Sierra Space, a commercial space company and defense tech prime that is Building a Platform in Space to Benefit Life on Earth, announced the company’s proprietary Carbothermal Oxygen Production Reactor has successfully completed thermal vacuum testing at NASA’s Johnson Space Center, heralding the first time in history that oxygen has been extracted from simulated lunar soil, or regolith, using an automated, standalone system in a lunar environment. The technology, when scaled up, is designed to produce oxygen in bulk to support one of the primary objectives of NASA’s Artemis program: establishing the first long-term presence on the moon.
“The Apollo program took us to the moon to study and learn. Artemis is taking us back to the moon, this time to stay,” said Tom Vice, CEO of Sierra Space. “Our company is focused on building the infrastructure necessary to enable continuous human presence on the lunar surface. This sustainable future begins with developing the core technology and systems that create oxygen in that environment, using local natural resources.”

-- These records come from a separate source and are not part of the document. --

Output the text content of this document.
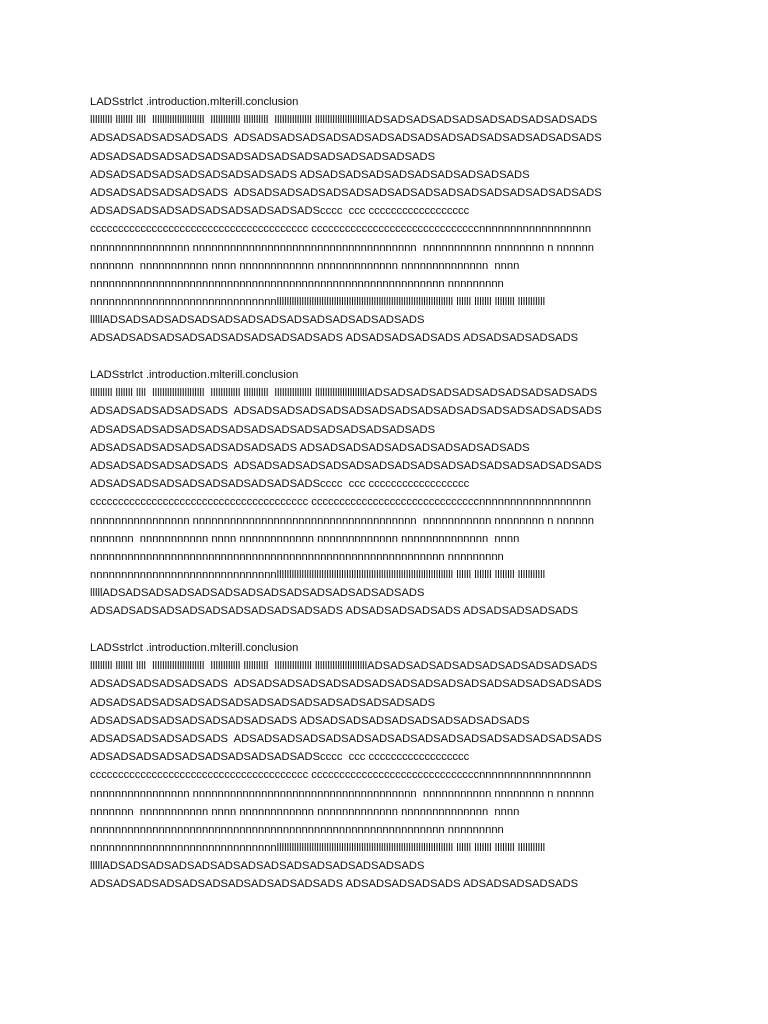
LADSstrlct .introduction.mlterill.conclusion
lllllllll lllllll llll  lllllllllllllllllllll  llllllllllll llllllllll  lllllllllllllll lllllllllllllllllllllADSADSADSADSADSADSADSADSADSADS
ADSADSADSADSADSADS  ADSADSADSADSADSADSADSADSADSADSADSADSADSADSADSADS
ADSADSADSADSADSADSADSADSADSADSADSADSADSADSADS
ADSADSADSADSADSADSADSADSADS ADSADSADSADSADSADSADSADSADSADS
ADSADSADSADSADSADS  ADSADSADSADSADSADSADSADSADSADSADSADSADSADSADSADS
ADSADSADSADSADSADSADSADSADSADScccc  ccc cccccccccccccccccc
ccccccccccccccccccccccccccccccccccccccc ccccccccccccccccccccccccccccccnnnnnnnnnnnnnnnnnn
nnnnnnnnnnnnnnnn nnnnnnnnnnnnnnnnnnnnnnnnnnnnnnnnnnnn  nnnnnnnnnnn nnnnnnnn n nnnnnn
nnnnnnn  nnnnnnnnnnn nnnn nnnnnnnnnnnn nnnnnnnnnnnnn nnnnnnnnnnnnnn  nnnn
nnnnnnnnnnnnnnnnnnnnnnnnnnnnnnnnnnnnnnnnnnnnnnnnnnnnnnnnn nnnnnnnnn
nnnnnnnnnnnnnnnnnnnnnnnnnnnnnnlllllllllllllllllllllllllllllllllllllllllllllllllllllllllllllllllllllll llllll lllllll llllllll lllllllllll
lllllADSADSADSADSADSADSADSADSADSADSADSADSADSADS
ADSADSADSADSADSADSADSADSADSADSADS ADSADSADSADSADS ADSADSADSADSADS
LADSstrlct .introduction.mlterill.conclusion
lllllllll lllllll llll  lllllllllllllllllllll  llllllllllll llllllllll  lllllllllllllll lllllllllllllllllllllADSADSADSADSADSADSADSADSADSADS
ADSADSADSADSADSADS  ADSADSADSADSADSADSADSADSADSADSADSADSADSADSADSADS
ADSADSADSADSADSADSADSADSADSADSADSADSADSADSADS
ADSADSADSADSADSADSADSADSADS ADSADSADSADSADSADSADSADSADSADS
ADSADSADSADSADSADS  ADSADSADSADSADSADSADSADSADSADSADSADSADSADSADSADS
ADSADSADSADSADSADSADSADSADSADScccc  ccc cccccccccccccccccc
ccccccccccccccccccccccccccccccccccccccc ccccccccccccccccccccccccccccccnnnnnnnnnnnnnnnnnn
nnnnnnnnnnnnnnnn nnnnnnnnnnnnnnnnnnnnnnnnnnnnnnnnnnnn  nnnnnnnnnnn nnnnnnnn n nnnnnn
nnnnnnn  nnnnnnnnnnn nnnn nnnnnnnnnnnn nnnnnnnnnnnnn nnnnnnnnnnnnnn  nnnn
nnnnnnnnnnnnnnnnnnnnnnnnnnnnnnnnnnnnnnnnnnnnnnnnnnnnnnnnn nnnnnnnnn
nnnnnnnnnnnnnnnnnnnnnnnnnnnnnnlllllllllllllllllllllllllllllllllllllllllllllllllllllllllllllllllllllll llllll lllllll llllllll lllllllllll
lllllADSADSADSADSADSADSADSADSADSADSADSADSADSADS
ADSADSADSADSADSADSADSADSADSADSADS ADSADSADSADSADS ADSADSADSADSADS
LADSstrlct .introduction.mlterill.conclusion
lllllllll lllllll llll  lllllllllllllllllllll  llllllllllll llllllllll  lllllllllllllll lllllllllllllllllllllADSADSADSADSADSADSADSADSADSADS
ADSADSADSADSADSADS  ADSADSADSADSADSADSADSADSADSADSADSADSADSADSADSADS
ADSADSADSADSADSADSADSADSADSADSADSADSADSADSADS
ADSADSADSADSADSADSADSADSADS ADSADSADSADSADSADSADSADSADSADS
ADSADSADSADSADSADS  ADSADSADSADSADSADSADSADSADSADSADSADSADSADSADSADS
ADSADSADSADSADSADSADSADSADSADScccc  ccc cccccccccccccccccc
ccccccccccccccccccccccccccccccccccccccc ccccccccccccccccccccccccccccccnnnnnnnnnnnnnnnnnn
nnnnnnnnnnnnnnnn nnnnnnnnnnnnnnnnnnnnnnnnnnnnnnnnnnnn  nnnnnnnnnnn nnnnnnnn n nnnnnn
nnnnnnn  nnnnnnnnnnn nnnn nnnnnnnnnnnn nnnnnnnnnnnnn nnnnnnnnnnnnnn  nnnn
nnnnnnnnnnnnnnnnnnnnnnnnnnnnnnnnnnnnnnnnnnnnnnnnnnnnnnnnn nnnnnnnnn
nnnnnnnnnnnnnnnnnnnnnnnnnnnnnnlllllllllllllllllllllllllllllllllllllllllllllllllllllllllllllllllllllll llllll lllllll llllllll lllllllllll
lllllADSADSADSADSADSADSADSADSADSADSADSADSADSADS
ADSADSADSADSADSADSADSADSADSADSADS ADSADSADSADSADS ADSADSADSADSADS
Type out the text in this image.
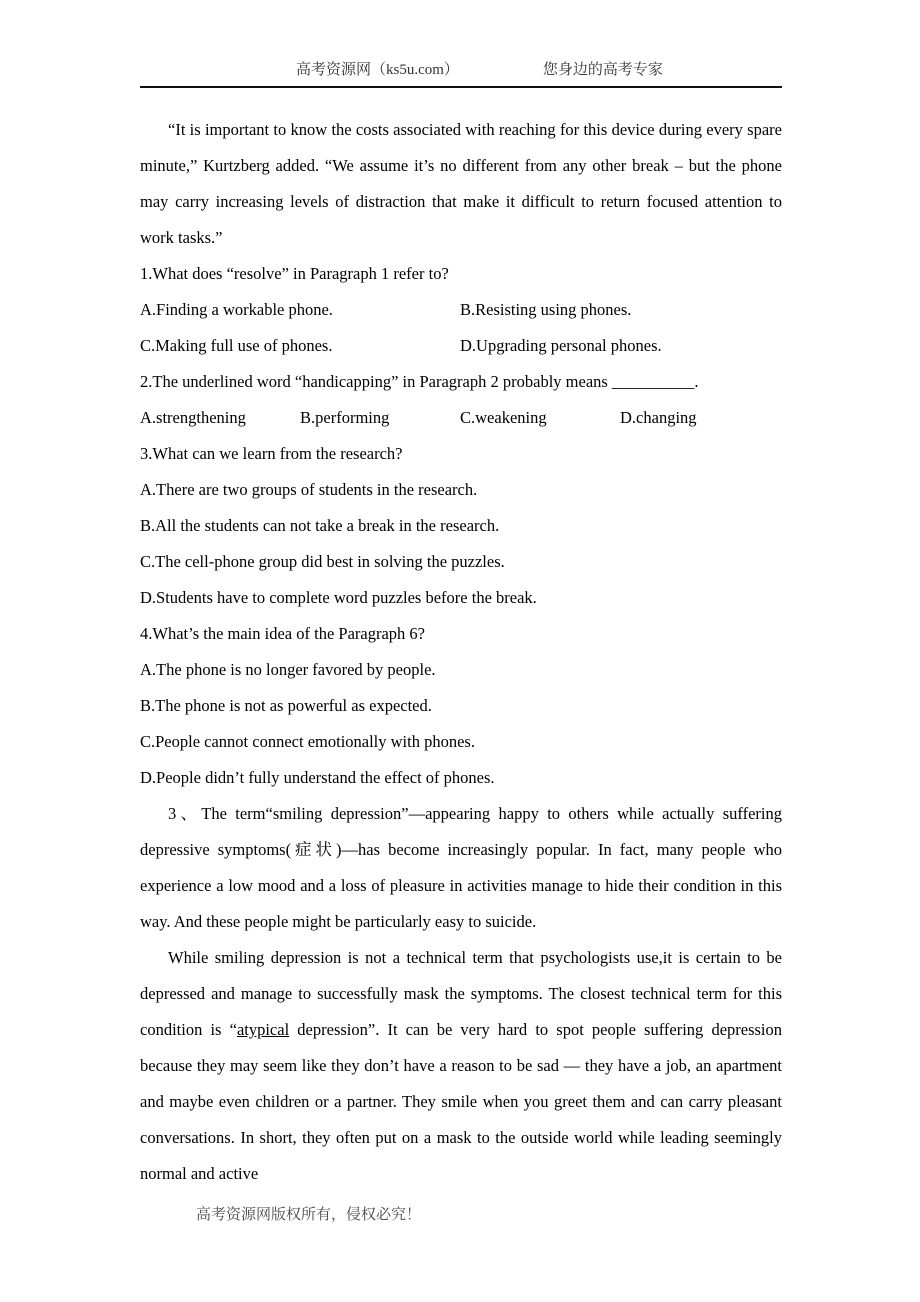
高考资源网（ks5u.com）	您身边的高考专家

“It is important to know the costs associated with reaching for this device during every spare minute,” Kurtzberg added. “We assume it’s no different from any other break – but the phone may carry increasing levels of distraction that make it difficult to return focused attention to work tasks.”

1.What does “resolve” in Paragraph 1 refer to?

A.Finding a workable phone.	B.Resisting using phones.
C.Making full use of phones.	D.Upgrading personal phones.

2.The underlined word “handicapping” in Paragraph 2 probably means __________.

A.strengthening	B.performing	C.weakening	D.changing

3.What can we learn from the research?

A.There are two groups of students in the research.

B.All the students can not take a break in the research.

C.The cell-phone group did best in solving the puzzles.

D.Students have to complete word puzzles before the break.

4.What’s the main idea of the Paragraph 6?

A.The phone is no longer favored by people.

B.The phone is not as powerful as expected.

C.People cannot connect emotionally with phones.

D.People didn’t fully understand the effect of phones.

3、The term“smiling depression”—appearing happy to others while actually suffering depressive symptoms(症状)—has become increasingly popular. In fact, many people who experience a low mood and a loss of pleasure in activities manage to hide their condition in this way. And these people might be particularly easy to suicide.

While smiling depression is not a technical term that psychologists use,it is certain to be depressed and manage to successfully mask the symptoms. The closest technical term for this condition is “atypical depression”. It can be very hard to spot people suffering depression because they may seem like they don’t have a reason to be sad — they have a job, an apartment and maybe even children or a partner. They smile when you greet them and can carry pleasant conversations. In short, they often put on a mask to the outside world while leading seemingly normal and active

高考资源网版权所有，侵权必究！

Sierra Space test engineers spent two weeks in August operating the company’s oxygen extraction system inside a thermal vacuum chamber at Johnson, working with lunar regolith simulant in an environment the hardware would recognize as similar to the water-ice-laden south pole region of the moon. Under lunar temperatures and pressures, the Sierra Space system executed all of the regolith handling steps and performed the carbothermal reduction reaction that extracts oxygen from minerals in the regolith simulant.
This disruptive innovation, a system developed at Sierra Space’s facilities in Madison, Wisconsin, represents a major leap forward in enabling long-term human habitation on the moon and future space exploration endeavors. The company’s Destinations and In-Space Infrastructure team, known for their work in building the world’s first commercial LEO space station, is leveraging the company’s pioneering technologies in large expandable space modules, environmental control systems and in-space food growth systems, to build core infrastructure on the moon.
“This latest testing validates that the technologies and techniques developed and employed in the Sierra Space oxygen extraction system would work on the lunar surface,” said Shawn Buckley, Vice President of Space Destinations Systems at Sierra Space. “These efforts confirmed that the hardware has advanced to Technology Readiness Level Six, or TRL-6, meaning it has the maturation to be incorporated into a flight mission to the moon as a technology demonstrator.”
Temperatures in which the Sierra Space Carbothermal Oxygen Production Reactor were tested ranged from minus 45 degrees Celsius to 1,800 degrees Celsius. In addition to the challenges of functioning from sub-zero to hotter-than-lava temperatures, the hardware was required to move the simulated lunar regolith – a very abrasive and jagged material because it does not have the weathering processes found on Earth – through its system. The potentially damaging particles were handled effectively by the hardware and gasses were successfully sealed inside the reactor, thanks to Sierra Space’s use of a patent-pending valve design that previously demonstrated functionality to greater than 10,000 cycles.
The tests confirmed that Sierra Space’s system can successfully handle regolith that would be delivered from a lunar rover or robotic arm and automatically bring it into the reaction chamber, perform the carbothermal reduction reaction process to extract the oxygen from the minerals in the regolith, and remove the processed regolith from the system so the operation can be repeated.
“By harnessing the natural resources found on the moon, we reduce our reliance on Earth-based supplies and open up new frontiers for space exploration and commercialization,” Vice added. “With our breakthrough technology that can provide a reliable source of oxygen in-situ, Sierra Space is poised to play a potential role in NASA’s Artemis program and other initiatives aimed at establishing a permanent human presence on the lunar surface.”
Resources like oxygen are crucial building blocks; in addition to using oxygen for breathing, it can also be used as a propellant, a game changer for enabling economical space exploration for both a sustained lunar presence and lowering the cost of future Mars missions.
On a related note, Sierra Space is also participating in a groundbreaking research and development initiative for the Defense Advanced Research Projects Agency (DARPA), the 10-Year Lunar Architecture (LunA-10) capability study. The company is focused on integrating oxygen extraction, electrical storage, chemical recycling, and hydrogen-oxygen engine technology into a framework for a commercial lunar infrastructure.